Voters will go to the polls Tuesday to cast ballots in the Democratic district attorney primary. Three candidates are Nifong, Keith Bishop and Freda Black — all Democrats. Black, a former prosecutor who was replaced by Nifong, has criticized Nifong's handling of the Duke rape investigation, CBS News correspondent Trish Regan reports.
Speaking in Durham on Monday, Black said her candidacy has been the target of a smear campaign, but that she's in the race to stay.
"Since I left the district attorney's office last April, I have been subjected to smear tactics, some call it mud-slinging," Black said. "Others that are close to me have also been the victims of smears."
Nifong has previously denied that political motives led to his aggressive investigation of the rape allegations. A nearly three-decade veteran of the prosecutor's office, he was appointed district attorney last year and is seeking election for the first time in Tuesday's Democratic primary.
The winner probably will be the next district attorney, since no Republicans are running.

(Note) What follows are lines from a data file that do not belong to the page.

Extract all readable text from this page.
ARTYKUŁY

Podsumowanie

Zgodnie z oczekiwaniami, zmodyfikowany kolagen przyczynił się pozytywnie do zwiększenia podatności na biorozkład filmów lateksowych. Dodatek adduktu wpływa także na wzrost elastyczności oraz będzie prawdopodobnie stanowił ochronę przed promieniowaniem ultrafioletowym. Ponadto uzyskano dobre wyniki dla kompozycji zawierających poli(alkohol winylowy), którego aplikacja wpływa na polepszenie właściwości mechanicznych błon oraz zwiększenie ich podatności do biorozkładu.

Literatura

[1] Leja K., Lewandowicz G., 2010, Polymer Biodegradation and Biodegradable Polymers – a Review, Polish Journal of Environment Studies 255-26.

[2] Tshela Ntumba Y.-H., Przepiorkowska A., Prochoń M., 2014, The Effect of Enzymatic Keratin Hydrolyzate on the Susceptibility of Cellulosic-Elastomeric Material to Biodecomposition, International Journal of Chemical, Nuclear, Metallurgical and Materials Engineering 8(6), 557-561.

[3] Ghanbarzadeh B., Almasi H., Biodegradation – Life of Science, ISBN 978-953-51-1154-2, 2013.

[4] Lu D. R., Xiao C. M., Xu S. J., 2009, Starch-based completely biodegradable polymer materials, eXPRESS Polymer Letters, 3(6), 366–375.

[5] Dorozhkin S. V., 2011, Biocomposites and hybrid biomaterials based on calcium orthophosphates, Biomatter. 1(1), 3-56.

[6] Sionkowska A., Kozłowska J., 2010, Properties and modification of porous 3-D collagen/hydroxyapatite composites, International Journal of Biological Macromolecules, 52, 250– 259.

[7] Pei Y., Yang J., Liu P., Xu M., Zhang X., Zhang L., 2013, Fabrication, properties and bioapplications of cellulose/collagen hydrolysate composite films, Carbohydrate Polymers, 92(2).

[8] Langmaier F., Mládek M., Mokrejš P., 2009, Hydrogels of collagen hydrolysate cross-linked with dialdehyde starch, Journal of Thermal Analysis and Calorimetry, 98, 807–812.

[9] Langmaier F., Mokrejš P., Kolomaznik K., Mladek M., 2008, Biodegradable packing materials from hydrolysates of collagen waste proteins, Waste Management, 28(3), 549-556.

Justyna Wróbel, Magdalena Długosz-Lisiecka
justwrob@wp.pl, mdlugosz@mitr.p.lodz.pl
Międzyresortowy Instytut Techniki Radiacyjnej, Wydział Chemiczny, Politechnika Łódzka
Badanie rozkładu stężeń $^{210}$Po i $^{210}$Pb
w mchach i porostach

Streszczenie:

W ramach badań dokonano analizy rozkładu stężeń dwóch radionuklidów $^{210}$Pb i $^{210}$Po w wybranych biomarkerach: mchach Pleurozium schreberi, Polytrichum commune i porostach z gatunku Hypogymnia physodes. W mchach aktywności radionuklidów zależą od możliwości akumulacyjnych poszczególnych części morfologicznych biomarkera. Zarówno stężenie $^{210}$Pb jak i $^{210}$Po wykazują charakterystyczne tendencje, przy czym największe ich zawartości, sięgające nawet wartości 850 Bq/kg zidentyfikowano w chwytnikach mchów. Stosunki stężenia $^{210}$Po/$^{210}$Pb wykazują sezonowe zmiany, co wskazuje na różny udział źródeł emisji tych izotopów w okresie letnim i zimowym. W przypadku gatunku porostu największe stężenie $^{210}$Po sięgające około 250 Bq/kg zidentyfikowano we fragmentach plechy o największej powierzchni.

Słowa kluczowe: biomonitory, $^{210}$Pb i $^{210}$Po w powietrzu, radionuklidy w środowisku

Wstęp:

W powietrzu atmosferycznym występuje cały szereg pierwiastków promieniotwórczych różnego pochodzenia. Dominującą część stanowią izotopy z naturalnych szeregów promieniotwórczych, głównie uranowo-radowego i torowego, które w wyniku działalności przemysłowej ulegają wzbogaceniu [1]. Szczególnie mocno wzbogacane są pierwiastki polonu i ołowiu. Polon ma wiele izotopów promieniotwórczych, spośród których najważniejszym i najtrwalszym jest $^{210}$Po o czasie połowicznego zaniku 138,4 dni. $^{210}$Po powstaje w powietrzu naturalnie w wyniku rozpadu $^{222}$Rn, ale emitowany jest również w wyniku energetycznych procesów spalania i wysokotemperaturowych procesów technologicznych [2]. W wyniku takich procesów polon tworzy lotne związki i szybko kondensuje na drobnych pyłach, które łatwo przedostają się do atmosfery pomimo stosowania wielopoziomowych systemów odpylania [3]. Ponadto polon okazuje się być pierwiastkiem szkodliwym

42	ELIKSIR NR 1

If no candidate wins at least 40 percent of the vote, the top two will advance to a May 30 runoff.
Meanwhile, the Duke women's lacrosse team is having a good year — on the field. But as CBS News correspondent Joie Chen reports, the scandal that rocked the men's team didn't just take fellow athletes off the field. Many of the men's players are family.
"One of our players, her brother's on the team. A freshman on the men's team … his older sister graduated from our program last year," women's lacrosse head coach Kerstin Kimel said. "We have a couple of kids who have known kids on that program for their entire lives."
This leaves the
"Whose side do I take? Neither: I support the legal system, I support Duke lacrosse, I support Duke as an institution," Newton told Chen. "There are people coming up to me saying 'How can you wear your Duke lacrosse stuff as an African-American woman?' and I'm like, 'of course I'm gonna wear this. This is my life, this is what I take pride in.'"
Also Monday, members of the New Black Panther Party gathered at an entrance to Duke University to show support for a woman who told police she was raped by three members of the school's lacrosse team.
Late last week, the Atlanta-based group distributed recruitment brochures at various Durham locations — including the courthouse — with information about today's rally.
CBS News affiliate WRAL in Raleigh, N.C., reports that the rally has drawn criticism from the family it is supposed to be aiding. The Monday morning event sponsored by the Panthers was supposed to display solidarity with the woman who says she was sexually assaulted.
But the women's mother says the family doesn't want the party to use the incident as a recruiting drive to seek new members. The accuser's mother says her family didn't ask the Panthers to come to Durham and doesn't want their help.
In recent days, the defense has also regularly attacked the accuser's credibility. Osborn's motions referenced a 1996 rape allegation made by the accuser, which did not lead to any charges, and a report she made in 1998, in which she accused her then-husband of threatening to kill her. Osborn's motion said she later failed to appear at a court hearing on the complaint, which was dismissed.
Osborn also filed motions seeking to reduce Seligmann's bond, now set at $400,000, to no more than $40,000; to obtain access to the accuser's cell phone records; and to order the state to save all DNA samples.